2035 ou le very bad trip des services de renseignement américains

Pandémies, crises politiques, guerre nucléaire… Le rapport sur le futur remis à Donald Trump est cataclysmique. Mais la résilience peut nous sauver. Ouf..

2035 ou le very bad trip des services de renseignement américains

À quoi ressemblera le monde dans vingt ans ? Pour répondre à cette question, chaque président élu américain reçoit, lors de son entrée en fonction, un rapport du National Intelligence Council (NIC), une des nombreuses branches des services de renseignement américains. Nous avons lu la dernière édition de ce rapport intitulé Global trends 2035, rendu public début janvier 2017. Et le moins que l’on puisse dire, c’est que les perspectives ne sont pas super jouasses… 

« Le risque de conflits, y compris de conflits interétatiques, va augmenter dans les vingt prochaines années », prophétise le rapport. Les intérêts divergents entre grandes puissances, les menaces terroristes, l’instabilité des États faibles, ajoutés à « la propagation de technologies disruptives et mortelles », constituent le terreau de ces menaces belliqueuses. Afin de tuer tout résidu éventuel d’optimisme chez le lecteur, le NIC précise que si le nombre et l’intensité des conflits ont bien baissé au cours des vingt dernières années, la tendance s’inverse depuis 2011.

Cyberguerre et guerre spatiale

La nature des conflits va également changer. Les groupes non-étatiques – insurgés, activistes, terroristes, gangs criminels – vont continuer à accroître leurs capacités d’action et leur rôle dans les conflits à venir. Et l’accès de plus en plus facile à des armes de haute technologie (missiles sol-air, drones, missiles anti-tank portables, etc.) renforce leur capacité de nuisance.

Autre tendance qui devrait se confirmer, celle de la « guerre à distance ». Le développement rapide d’armes robotiques, téléguidées et de haute précision, ainsi que les cyberattaques, ont en commun de nuire à l’adversaire sans mettre en danger des vies humaines. La guerre déshumanisée (en tout cas du point de vue de l’assaillant) devrait donc devenir la norme. La guerre pourrait également s’étendre à l’espace où « le déploiement de technologies antisatellites destinées à mettre hors d’usage ou détruire des satellites pourrait intensifier les tensions mondiales ».

L’effondrement d’États faibles pourrait mettre à disposition de groupes terroristes des armes de destruction massive, notamment biologiques

Pour compléter le tableau, les risques liés aux armes de destruction massive devraient aussi augmenter, estime le NIC. La prolifération nucléaire risque de s’accentuer, notamment dans des États se sentant menacés par les programmes nucléaires nord-coréen et iranien. L’effondrement d’États faibles pourrait aussi mettre à disposition des groupes terroristes des armes de destruction massive, notamment biologiques.

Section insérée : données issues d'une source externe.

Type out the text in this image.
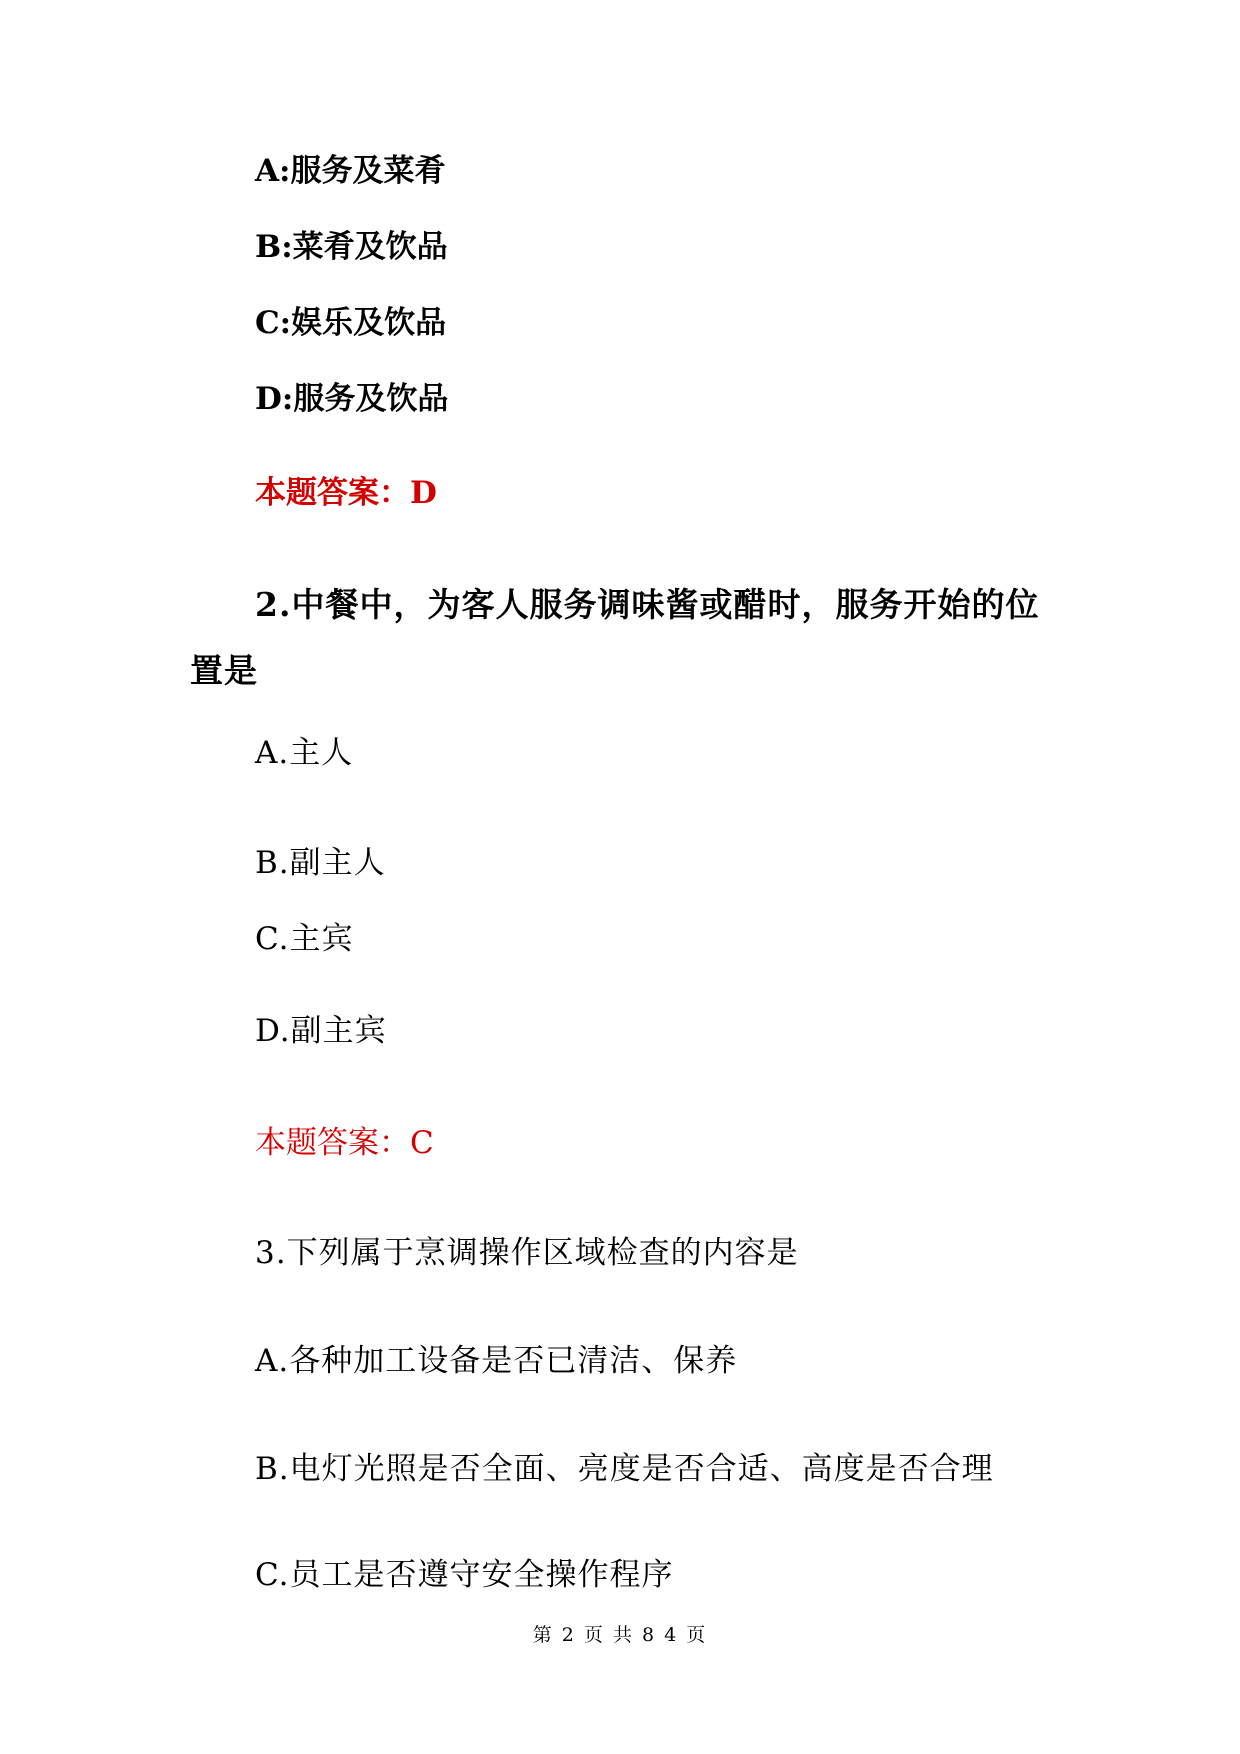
A:服务及菜肴
B:菜肴及饮品
C:娱乐及饮品
D:服务及饮品
本题答案：D
2.中餐中，为客人服务调味酱或醋时，服务开始的位
置是
A.主人
B.副主人
C.主宾
D.副主宾
本题答案：C
3.下列属于烹调操作区域检查的内容是
A.各种加工设备是否已清洁、保养
B.电灯光照是否全面、亮度是否合适、高度是否合理
C.员工是否遵守安全操作程序
第 2 页 共 8 4 页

Exercice des forces de sécurité au Koweït, simulant une attaque terroriste biologique. (Getty images)


Haro sur les gouvernants

En matière de politique intérieure, « gouverner va être de plus en plus difficile  », prévient le NIC. Le divorce entre les populations et leurs dirigeants va s’accentuer dans les prochaines décennies. La capacité d’action limitée d’Etats aux marges de manœuvre fiscales réduites va accentuer l’insatisfaction et la défiance des citoyens. L’emploi continuera notamment d’être une source d’inquiétude pour ces derniers. Les services de renseignement américains reprennent aussi les éléments d’analyse classiques de nombreux prospectivistes : la robotique, l’automatisation, l’intelligence artificielle, l’Internet des objets, la blokchain, les nouvelles énergies et les biotechnologies – en gros tout ce qu’Usbek & Rica passe son temps à décortiquer – devraient complètement bouleverser le marché du travail, les systèmes de santé, l’énergie, les transports et l’économie dans son ensemble.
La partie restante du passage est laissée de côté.